The r (which is likely the same intraclass correlation that Pizza is talking about) is r=1-(1/4.408)^2= .9485

Plugging this into:
r=PA/(PA+x)
and we get:
.9485=3596/(3596+x)
Solving for x=195

So, our BB/PA equation is:
r=PA/(PA+195)

At PA=300, we’d expect r=.606.  Pizza’s sample says r=.597.
At PA=750, we’d expect r=.794.  Pizza’s sample says r=.789.

That’s a huge bingo!

The advantage here is that it’s a supersnap to do in Excel.  Plus, you get an actual regression equation based on PA (or whatever your denominator is).

Isn’t the “x” event that you calculate going to be different depending on which level of PA you’re looking at? If so, how can just picking one level of PA at random and calculating the “x” event give you a “general” formula?

If you follow the method from “Here’s another way to think about the “, you will NOT need any minimum PA qualifier.

I’m kind of just talking about the r=PA/(PA+x) method more generally, which I never really understood. Am I right in saying that x is supposed to be the break-even number of PA, where r = .5, and var(rand) = var(true) = var(obs)/2? If so, then to calculate x…

r = .5 = 1 - var(rand)/var(obs) = 1 - (p*(1-p)/x)/var(obs)
.5 = 1 - (p*(1-p)/x)/var(obs)
(p*(1-p)/x)/var(obs) = .5
p*(1-p)/x = .5*var(obs)
x = 2*p*(1-p)/var(obs)

But there is no single var(obs) - it will be different depending on what level of PA you are looking at. So how do you know which PA level to use to calculate x to get the general r=PA/(PA+x) equation?

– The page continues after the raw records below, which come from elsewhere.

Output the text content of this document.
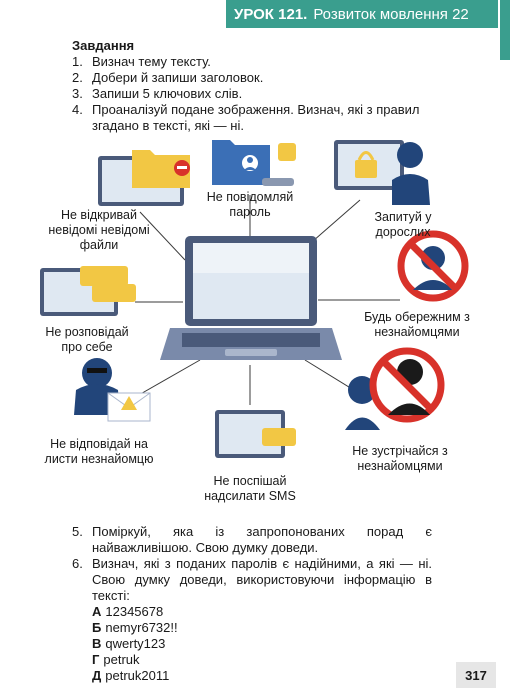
УРОК 121. Розвиток мовлення 22
Завдання
1. Визнач тему тексту.
2. Добери й запиши заголовок.
3. Запиши 5 ключових слів.
4. Проаналізуй подане зображення. Визнач, які з правил згадано в тексті, які — ні.
Не відкривай невідомі невідомі файли
Не повідомляй пароль	Запитуй у дорослих
Не розповідай про себе
Будь обережним з незнайомцями
Не відповідай на листи незнайомцю
Не поспішай надсилати SMS
Не зустрічайся з незнайомцями
5. Поміркуй, яка із запропонованих порад є найважливішою. Свою думку доведи.
6. Визнач, які з поданих паролів є надійними, а які — ні. Свою думку доведи, використовуючи інформацію в тексті:
А 12345678
Б nemyr6732!!
В qwerty123
Г petruk
Д petruk2011	317
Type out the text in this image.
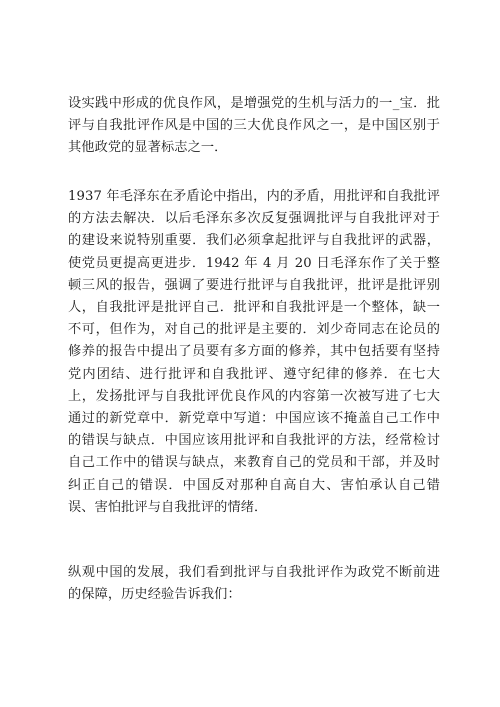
设实践中形成的优良作风，是增强党的生机与活力的一_宝．批评与自我批评作风是中国的三大优良作风之一，是中国区别于其他政党的显著标志之一．

1937 年毛泽东在矛盾论中指出，内的矛盾，用批评和自我批评的方法去解决．以后毛泽东多次反复强调批评与自我批评对于的建设来说特别重要．我们必须拿起批评与自我批评的武器，使党员更提高更进步．1942 年 4 月 20 日毛泽东作了关于整顿三风的报告，强调了要进行批评与自我批评，批评是批评别人，自我批评是批评自己．批评和自我批评是一个整体，缺一不可，但作为，对自己的批评是主要的．刘少奇同志在论员的修养的报告中提出了员要有多方面的修养，其中包括要有坚持党内团结、进行批评和自我批评、遵守纪律的修养．在七大上，发扬批评与自我批评优良作风的内容第一次被写进了七大通过的新党章中．新党章中写道：中国应该不掩盖自己工作中的错误与缺点．中国应该用批评和自我批评的方法，经常检讨自己工作中的错误与缺点，来教育自己的党员和干部，并及时纠正自己的错误．中国反对那种自高自大、害怕承认自己错误、害怕批评与自我批评的情绪．

纵观中国的发展，我们看到批评与自我批评作为政党不断前进的保障，历史经验告诉我们：
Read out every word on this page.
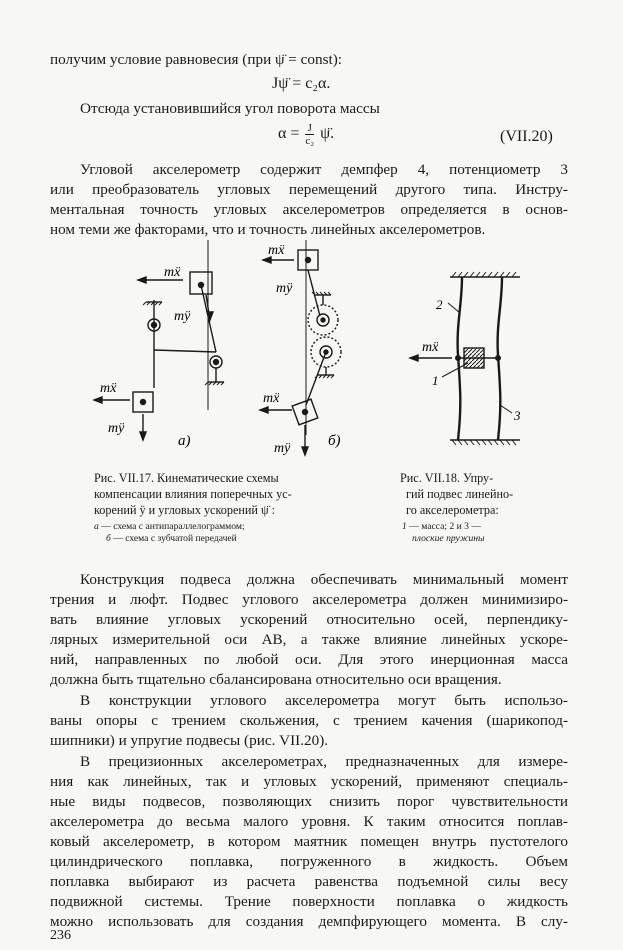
получим условие равновесия (при ψ̈ = const):
Jψ̈ = c₂α.
Отсюда установившийся угол поворота массы
$\alpha = \frac{J}{\text{c₂}}$ ψ̈.	(VII.20)
Угловой акселерометр содержит демпфер 4, потенциометр 3
или преобразователь угловых перемещений другого типа. Инстру-
ментальная точность угловых акселерометров определяется в основ-
ном теми же факторами, что и точность линейных акселерометров.
mẍ
mÿ
mẍ
mÿ
а)
mẍ
mÿ
mẍ
mÿ	б)
mẍ
1
2
3
Рис. VII.17. Кинематические схемы
компенсации влияния поперечных ус-
корений ÿ и угловых ускорений ψ̈ :
а — схема с антипараллелограммом;
б — схема с зубчатой передачей
Рис. VII.18. Упру-
гий подвес линейно-
го акселерометра:
1 — масса; 2 и 3 —
плоские пружины
Конструкция подвеса должна обеспечивать минимальный момент
трения и люфт. Подвес углового акселерометра должен минимизиро-
вать влияние угловых ускорений относительно осей, перпендику-
лярных измерительной оси AB, а также влияние линейных ускоре-
ний, направленных по любой оси. Для этого инерционная масса
должна быть тщательно сбалансирована относительно оси вращения.
В конструкции углового акселерометра могут быть использо-
ваны опоры с трением скольжения, с трением качения (шарикопод-
шипники) и упругие подвесы (рис. VII.20).
В прецизионных акселерометрах, предназначенных для измере-
ния как линейных, так и угловых ускорений, применяют специаль-
ные виды подвесов, позволяющих снизить порог чувствительности
акселерометра до весьма малого уровня. К таким относится поплав-
ковый акселерометр, в котором маятник помещен внутрь пустотелого
цилиндрического поплавка, погруженного в жидкость. Объем
поплавка выбирают из расчета равенства подъемной силы весу
подвижной системы. Трение поверхности поплавка о жидкость
можно использовать для создания демпфирующего момента. В слу-
236
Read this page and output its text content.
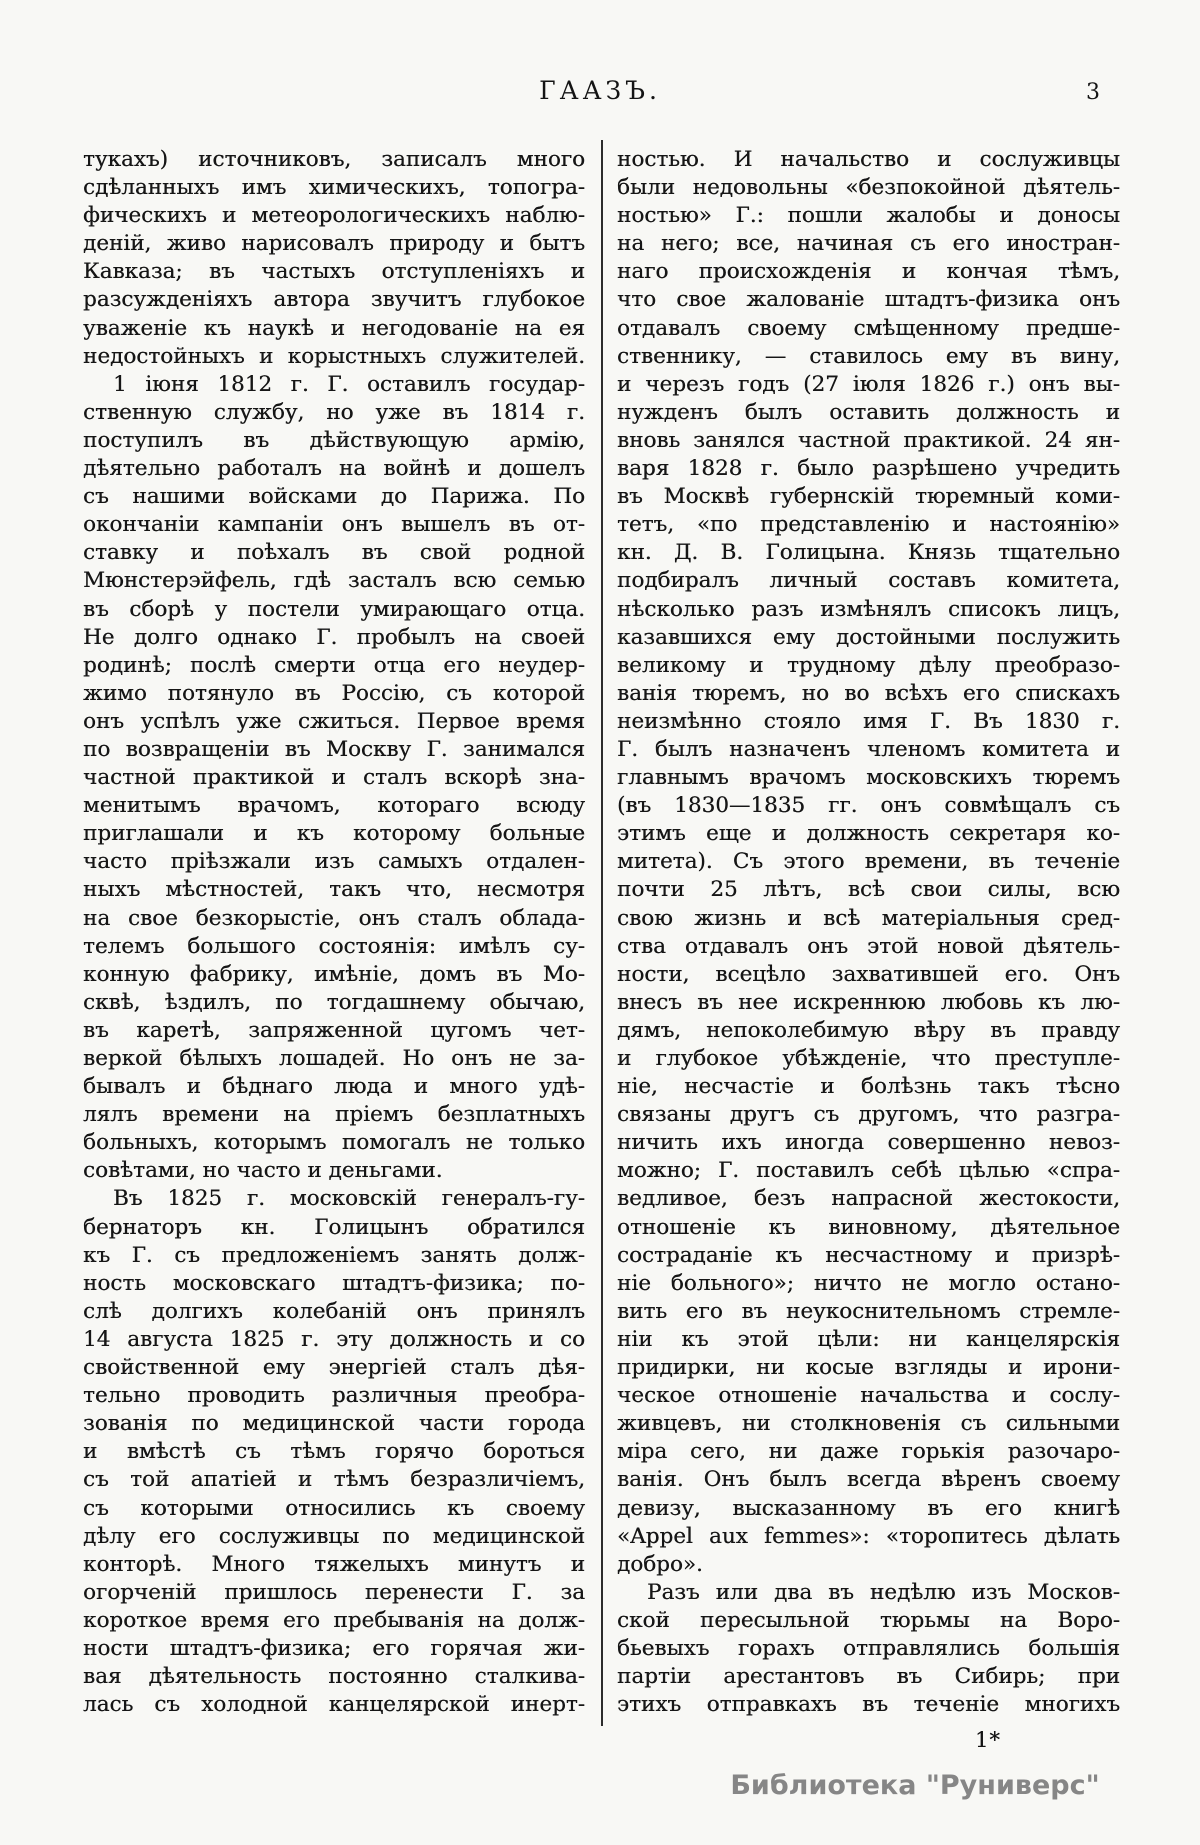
ГААЗЪ.	3
тукахъ) источниковъ, записалъ много
сдѣланныхъ имъ химическихъ, топогра-
фическихъ и метеорологическихъ наблю-
деній, живо нарисовалъ природу и бытъ
Кавказа; въ частыхъ отступленіяхъ и
разсужденіяхъ автора звучитъ глубокое
уваженіе къ наукѣ и негодованіе на ея
недостойныхъ и корыстныхъ служителей.
1 іюня 1812 г. Г. оставилъ государ-
ственную службу, но уже въ 1814 г.
поступилъ въ дѣйствующую армію,
дѣятельно работалъ на войнѣ и дошелъ
съ нашими войсками до Парижа. По
окончаніи кампаніи онъ вышелъ въ от-
ставку и поѣхалъ въ свой родной
Мюнстерэйфель, гдѣ засталъ всю семью
въ сборѣ у постели умирающаго отца.
Не долго однако Г. пробылъ на своей
родинѣ; послѣ смерти отца его неудер-
жимо потянуло въ Россію, съ которой
онъ успѣлъ уже сжиться. Первое время
по возвращеніи въ Москву Г. занимался
частной практикой и сталъ вскорѣ зна-
менитымъ врачомъ, котораго всюду
приглашали и къ которому больные
часто пріѣзжали изъ самыхъ отдален-
ныхъ мѣстностей, такъ что, несмотря
на свое безкорыстіе, онъ сталъ облада-
телемъ большого состоянія: имѣлъ су-
конную фабрику, имѣніе, домъ въ Мо-
сквѣ, ѣздилъ, по тогдашнему обычаю,
въ каретѣ, запряженной цугомъ чет-
веркой бѣлыхъ лошадей. Но онъ не за-
бывалъ и бѣднаго люда и много удѣ-
лялъ времени на пріемъ безплатныхъ
больныхъ, которымъ помогалъ не только
совѣтами, но часто и деньгами.
Въ 1825 г. московскій генералъ-гу-
бернаторъ кн. Голицынъ обратился
къ Г. съ предложеніемъ занять долж-
ность московскаго штадтъ-физика; по-
слѣ долгихъ колебаній онъ принялъ
14 августа 1825 г. эту должность и со
свойственной ему энергіей сталъ дѣя-
тельно проводить различныя преобра-
зованія по медицинской части города
и вмѣстѣ съ тѣмъ горячо бороться
съ той апатіей и тѣмъ безразличіемъ,
съ которыми относились къ своему
дѣлу его сослуживцы по медицинской
конторѣ. Много тяжелыхъ минутъ и
огорченій пришлось перенести Г. за
короткое время его пребыванія на долж-
ности штадтъ-физика; его горячая жи-
вая дѣятельность постоянно сталкива-
лась съ холодной канцелярской инерт-
ностью. И начальство и сослуживцы
были недовольны «безпокойной дѣятель-
ностью» Г.: пошли жалобы и доносы
на него; все, начиная съ его иностран-
наго происхожденія и кончая тѣмъ,
что свое жалованіе штадтъ-физика онъ
отдавалъ своему смѣщенному предше-
ственнику, — ставилось ему въ вину,
и черезъ годъ (27 іюля 1826 г.) онъ вы-
нужденъ былъ оставить должность и
вновь занялся частной практикой. 24 ян-
варя 1828 г. было разрѣшено учредить
въ Москвѣ губернскій тюремный коми-
тетъ, «по представленію и настоянію»
кн. Д. В. Голицына. Князь тщательно
подбиралъ личный составъ комитета,
нѣсколько разъ измѣнялъ списокъ лицъ,
казавшихся ему достойными послужить
великому и трудному дѣлу преобразо-
ванія тюремъ, но во всѣхъ его спискахъ
неизмѣнно стояло имя Г. Въ 1830 г.
Г. былъ назначенъ членомъ комитета и
главнымъ врачомъ московскихъ тюремъ
(въ 1830—1835 гг. онъ совмѣщалъ съ
этимъ еще и должность секретаря ко-
митета). Съ этого времени, въ теченіе
почти 25 лѣтъ, всѣ свои силы, всю
свою жизнь и всѣ матеріальныя сред-
ства отдавалъ онъ этой новой дѣятель-
ности, всецѣло захватившей его. Онъ
внесъ въ нее искреннюю любовь къ лю-
дямъ, непоколебимую вѣру въ правду
и глубокое убѣжденіе, что преступле-
ніе, несчастіе и болѣзнь такъ тѣсно
связаны другъ съ другомъ, что разгра-
ничить ихъ иногда совершенно невоз-
можно; Г. поставилъ себѣ цѣлью «спра-
ведливое, безъ напрасной жестокости,
отношеніе къ виновному, дѣятельное
состраданіе къ несчастному и призрѣ-
ніе больного»; ничто не могло остано-
вить его въ неукоснительномъ стремле-
ніи къ этой цѣли: ни канцелярскія
придирки, ни косые взгляды и ирони-
ческое отношеніе начальства и сослу-
живцевъ, ни столкновенія съ сильными
міра сего, ни даже горькія разочаро-
ванія. Онъ былъ всегда вѣренъ своему
девизу, высказанному въ его книгѣ
«Appel aux femmes»: «торопитесь дѣлать
добро».
Разъ или два въ недѣлю изъ Москов-
ской пересыльной тюрьмы на Воро-
бьевыхъ горахъ отправлялись большія
партіи арестантовъ въ Сибирь; при
этихъ отправкахъ въ теченіе многихъ
1*
Библиотека "Руниверс"
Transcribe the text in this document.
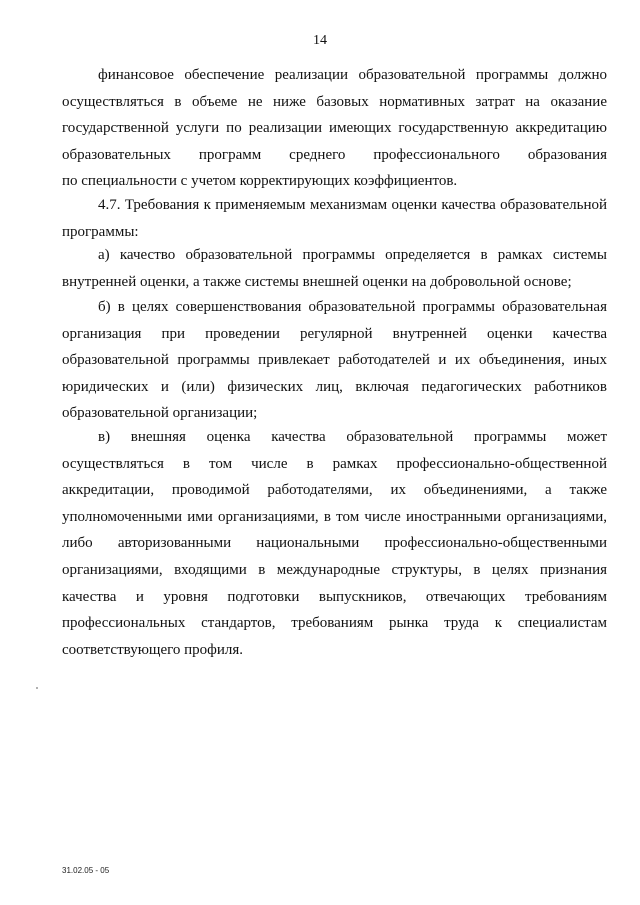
14
финансовое обеспечение реализации образовательной программы должно
осуществляться в объеме не ниже базовых нормативных затрат на оказание
государственной услуги по реализации имеющих государственную аккредитацию
образовательных программ среднего профессионального образования
по специальности с учетом корректирующих коэффициентов.
4.7. Требования к применяемым механизмам оценки качества образовательной
программы:
а) качество образовательной программы определяется в рамках системы
внутренней оценки, а также системы внешней оценки на добровольной основе;
б) в целях совершенствования образовательной программы образовательная
организация при проведении регулярной внутренней оценки качества
образовательной программы привлекает работодателей и их объединения, иных
юридических и (или) физических лиц, включая педагогических работников
образовательной организации;
в) внешняя оценка качества образовательной программы может
осуществляться в том числе в рамках профессионально-общественной
аккредитации, проводимой работодателями, их объединениями, а также
уполномоченными ими организациями, в том числе иностранными организациями,
либо авторизованными национальными профессионально-общественными
организациями, входящими в международные структуры, в целях признания
качества и уровня подготовки выпускников, отвечающих требованиям
профессиональных стандартов, требованиям рынка труда к специалистам
соответствующего профиля.
31.02.05 - 05
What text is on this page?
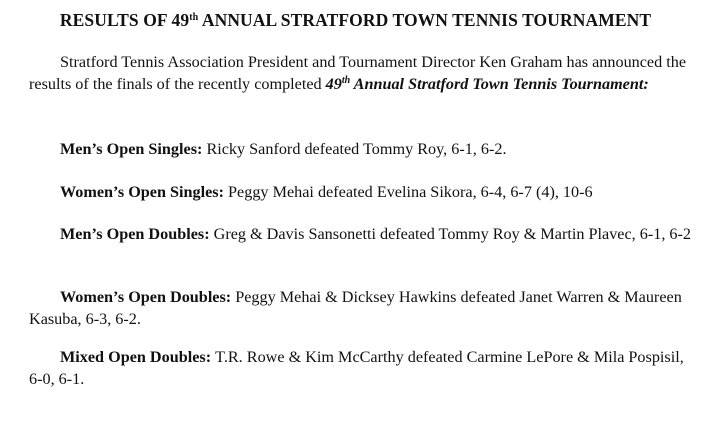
RESULTS OF 49th ANNUAL STRATFORD TOWN TENNIS TOURNAMENT
Stratford Tennis Association President and Tournament Director Ken Graham has announced the results of the finals of the recently completed 49th Annual Stratford Town Tennis Tournament:
Men’s Open Singles: Ricky Sanford defeated Tommy Roy, 6-1, 6-2.
Women’s Open Singles: Peggy Mehai defeated Evelina Sikora, 6-4, 6-7 (4), 10-6
Men’s Open Doubles: Greg & Davis Sansonetti defeated Tommy Roy & Martin Plavec, 6-1, 6-2
Women’s Open Doubles: Peggy Mehai & Dicksey Hawkins defeated Janet Warren & Maureen Kasuba, 6-3, 6-2.
Mixed Open Doubles: T.R. Rowe & Kim McCarthy defeated Carmine LePore & Mila Pospisil, 6-0, 6-1.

If you use a minimum of 2000 PA, you might get r=.9, with an average of 3000 PA per player.

.9 = 3000 /(3000 + x)
x = 333

Lower the minimum PA and the correlation goes down. If you use 500 PA as your minimum, you might get r=.7, with an average of 750 PA per player.

.7 = 750 / (750 + x)
x = 321

The results will be virtually identical.

Right, at r=.50, then var(true)=var(random)=var(obs)/2
r=0.5=var(random)/var(obs)

var(random)=(rate*(1-rate)/PA)

And r=PA/(PA+x)
r=0.5 implies PA=x

So....

var(obs)=2*var(random)
var(obs)*PA = 2*rate*(1-rate)

As the number of PA goes up, the variance goes down, in the EXACT same proportion.

"As the number of PA goes up, the variance goes down, in the EXACT same proportion.”

But then how do you get one single x to put in the r=PA/(PA+x) equation? If you start from data on players at one PA level you will get one x, while if you use players at a higher PA level, you will get a higher x (because var(obs) will be lower).

Tango, might the discrepancy be accounted for by the fact that when I jump to 750 PA, the sample changes as well (it’s a select group of pitchers who get to face 750, rather than 300 batters)? 

Mariano Rivera is in the 300 group, but not in the 750, whereas Pedro Martinez is represented in both groups.  I could run the numbers so that the sample itself would stay consistent.

Eli/36: your sample will always change.  There’s no reason to use a cutoff, since you would simply weight the one with fewer observations less.

Pizza/37: I wouldn’t be surprised if the sample changed somewhat drastically, especially if all the relievers end up dropping out.